Therapist: [gentle] Yeah, we've talked about that too, eh? How alcohol—at least in the moment—can be effective in dulling the pain. What worries me, Kyle—and I know we've talked about this—is that drinking can also increase the risk that you might do something to hurt yourself. [pause] Lately when you're drinking, it could be one beer up to … What would be the most you'd drink in one day?
Kyle: I don't even know … maybe six beers, plus a few glasses of Jameson or something … I sometimes lose track.
Therapist: [empathic] It sounds like you're in a lot of pain right now, Kyle. What I'm hearing is that you just want to make that pain go away. To make it disappear. It's common for people with similar experiences to yours―a long battle with depression, overwhelming stress, major financial loss, the painful emotions that come with relapse―all of this happening at once―to consider suicide. Based on everything you've told me, I'm really worried about you. I want to help you stay safe right now.
Kyle: Okay …
Therapist: Do you remember when we talked about confidentiality and those times in therapy when I have to break confidentiality?
Kyle: Kind of …
Therapist: This is one of those times. Depending on what we decide to do together, in order to keep you safe right now, I have to let others know that I'm worried about you. I'm worried about the risk of you hurting yourself or following through with your plan to kill yourself.
Kyle: Okay … um, well, what does that mean?
Therapist: I'm going to suggest―and I've done this with other clients―that we go to the emergency room together, right now. It's very important that you're not alone right now. If you've been to the ER before, you probably know somewhat what to expect. You'll first see a triage nurse and tell her why you came. I'll be there if you want some support describing things. And then we play the waiting game. We'll have to wait for a while until you see a psychiatrist who will ask you similar questions to the ones I've asked you today. I know it can be uncomfortable talking about this stuff with a stranger, but it's important that you be honest with them, as honest as you've been with me. The doctor will decide if they think the best plan is to keep you at the hospital, and for how long, or something else. I can stay with you throughout this process, but I'm wondering if there's someone else who you might want there with you?

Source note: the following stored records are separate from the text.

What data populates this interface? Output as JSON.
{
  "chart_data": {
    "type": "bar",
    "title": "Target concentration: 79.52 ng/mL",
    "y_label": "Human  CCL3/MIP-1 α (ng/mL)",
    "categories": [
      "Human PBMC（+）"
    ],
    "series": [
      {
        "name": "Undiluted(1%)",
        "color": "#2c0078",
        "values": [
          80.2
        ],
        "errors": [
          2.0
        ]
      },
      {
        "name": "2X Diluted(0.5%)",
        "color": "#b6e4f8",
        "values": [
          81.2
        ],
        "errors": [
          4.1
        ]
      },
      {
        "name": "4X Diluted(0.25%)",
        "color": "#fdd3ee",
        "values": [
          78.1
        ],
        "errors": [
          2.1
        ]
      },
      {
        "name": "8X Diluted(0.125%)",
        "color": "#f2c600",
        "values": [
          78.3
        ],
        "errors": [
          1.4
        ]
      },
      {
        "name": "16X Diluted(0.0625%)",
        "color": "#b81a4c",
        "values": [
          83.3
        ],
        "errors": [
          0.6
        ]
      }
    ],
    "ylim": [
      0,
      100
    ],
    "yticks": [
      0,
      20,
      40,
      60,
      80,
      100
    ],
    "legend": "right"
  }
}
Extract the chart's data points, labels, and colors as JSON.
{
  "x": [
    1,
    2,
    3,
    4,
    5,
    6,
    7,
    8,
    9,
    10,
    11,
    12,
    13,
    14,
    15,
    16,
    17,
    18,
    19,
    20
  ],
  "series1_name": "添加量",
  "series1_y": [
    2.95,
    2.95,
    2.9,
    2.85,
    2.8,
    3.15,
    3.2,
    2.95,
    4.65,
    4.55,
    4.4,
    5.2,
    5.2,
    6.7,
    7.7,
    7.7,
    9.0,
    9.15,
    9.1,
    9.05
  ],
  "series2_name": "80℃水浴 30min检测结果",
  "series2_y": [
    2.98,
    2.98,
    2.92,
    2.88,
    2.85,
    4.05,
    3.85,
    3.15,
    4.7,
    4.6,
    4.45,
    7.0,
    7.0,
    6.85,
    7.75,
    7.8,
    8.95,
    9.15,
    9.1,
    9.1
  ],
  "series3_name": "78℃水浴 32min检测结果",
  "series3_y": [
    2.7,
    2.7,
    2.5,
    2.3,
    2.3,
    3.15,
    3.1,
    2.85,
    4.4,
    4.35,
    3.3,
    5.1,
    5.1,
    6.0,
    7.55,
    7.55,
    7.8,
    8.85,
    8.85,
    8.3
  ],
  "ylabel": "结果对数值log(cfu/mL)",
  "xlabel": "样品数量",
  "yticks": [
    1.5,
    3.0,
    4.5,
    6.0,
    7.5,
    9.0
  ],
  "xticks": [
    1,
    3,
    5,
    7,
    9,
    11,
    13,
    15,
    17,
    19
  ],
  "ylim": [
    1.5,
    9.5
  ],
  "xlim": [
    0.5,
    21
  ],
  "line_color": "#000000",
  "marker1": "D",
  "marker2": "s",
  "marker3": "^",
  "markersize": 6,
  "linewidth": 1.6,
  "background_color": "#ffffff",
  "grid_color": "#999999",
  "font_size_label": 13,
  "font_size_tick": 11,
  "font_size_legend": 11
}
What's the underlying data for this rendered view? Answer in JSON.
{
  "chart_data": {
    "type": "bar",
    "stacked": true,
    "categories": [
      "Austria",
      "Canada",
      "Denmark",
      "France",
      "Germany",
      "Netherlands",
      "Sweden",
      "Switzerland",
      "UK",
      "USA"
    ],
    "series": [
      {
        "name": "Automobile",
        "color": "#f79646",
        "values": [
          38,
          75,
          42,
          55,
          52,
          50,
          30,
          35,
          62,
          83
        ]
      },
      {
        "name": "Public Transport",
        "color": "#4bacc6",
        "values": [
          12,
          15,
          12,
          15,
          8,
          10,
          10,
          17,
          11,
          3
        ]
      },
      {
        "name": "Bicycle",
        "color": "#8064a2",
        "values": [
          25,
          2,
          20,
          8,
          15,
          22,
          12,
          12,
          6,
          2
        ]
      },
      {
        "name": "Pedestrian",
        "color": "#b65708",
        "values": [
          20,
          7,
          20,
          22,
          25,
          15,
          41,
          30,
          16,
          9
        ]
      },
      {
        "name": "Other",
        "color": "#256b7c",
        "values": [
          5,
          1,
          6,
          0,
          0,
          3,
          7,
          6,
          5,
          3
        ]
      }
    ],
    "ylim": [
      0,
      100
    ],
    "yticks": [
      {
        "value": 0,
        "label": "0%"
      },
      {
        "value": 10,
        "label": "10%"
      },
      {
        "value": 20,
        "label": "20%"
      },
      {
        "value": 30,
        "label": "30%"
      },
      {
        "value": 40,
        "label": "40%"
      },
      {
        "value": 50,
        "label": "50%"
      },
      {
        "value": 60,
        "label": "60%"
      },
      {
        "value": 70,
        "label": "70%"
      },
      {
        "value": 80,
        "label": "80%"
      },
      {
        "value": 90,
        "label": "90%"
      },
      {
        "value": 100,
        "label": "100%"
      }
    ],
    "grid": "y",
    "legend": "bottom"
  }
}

Kyle: I don't have anyone.
Therapist: Okay. I'll be there with you. Does that sound like a plan? We can take a taxi together and leave now.
Kyle: Umm … I'd rather not. I hate the hospital.
Therapist: [empathic] I know. It's not an easy place to be. But I'm suggesting we go there right now because I'm worried about you. It's the one place I know of that you'll be safe. And you don't have to go alone. I'll be there with you.